Je ne sais comment cela se fit, mais en écrivant à Agnès par une belle soirée, près de ma fenêtre ouverte, avec le souvenir présent à ma pensée de ses yeux calmes et limpides et de sa douce figure, je sentis une influence si sereine calmer l’agitation fiévreuse dans laquelle je vivais depuis quelque temps et qui s’était mêlée à mon bonheur même, que je me pris à pleurer. Je me rappelle que j’appuyai ma tête sur ma main quand la lettre fut à moitié écrite, et que je me laissai aller à rêver et à penser qu’Agnès était naturellement l’un des éléments nécessaires de mon foyer domestique. Il me semblait que, dans la retraite de cette maison que sa présence me rendait presque sacrée, nous serions, Dora et moi, plus heureux que partout ailleurs. Il me semblait que dans l’amour, dans la joie, dans le chagrin, l’espérance ou le désappointement, dans toutes ses émotions, mon cœur se tournait naturellement vers elle comme vers son refuge et sa meilleure amie.

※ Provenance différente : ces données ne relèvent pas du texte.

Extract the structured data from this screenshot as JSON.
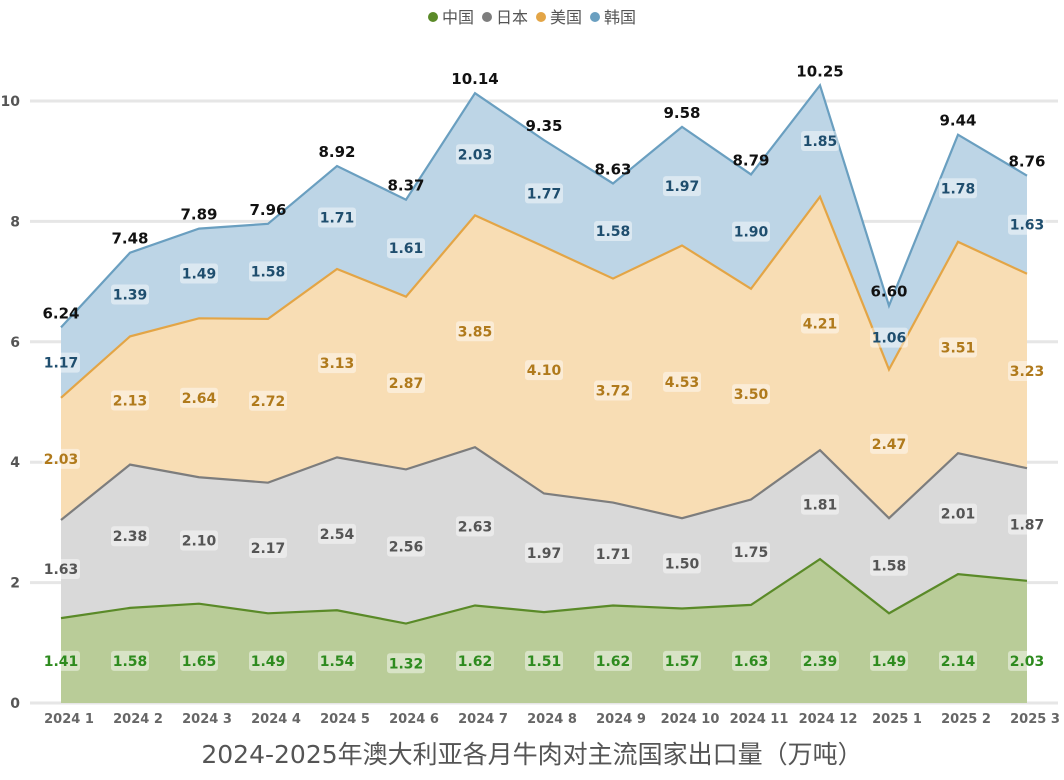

Je ne lui parlai pas de Steerforth. Je lui dis seulement qu’il y avait eu de grands chagrins à Yarmouth, par suite de la perte d’Émilie, et que j’en avais doublement souffert à cause des circonstances qui l’avaient accompagnée. Je m’en rapportais à sa pénétration pour deviner la vérité, et je savais qu’elle ne me parlerait jamais de lui la première.

Je reçus par le retour du courrier une réponse à cette lettre. En la lisant, il me semblait l’entendre parler elle-même, je croyais que sa douce voix retentissait à mes oreilles.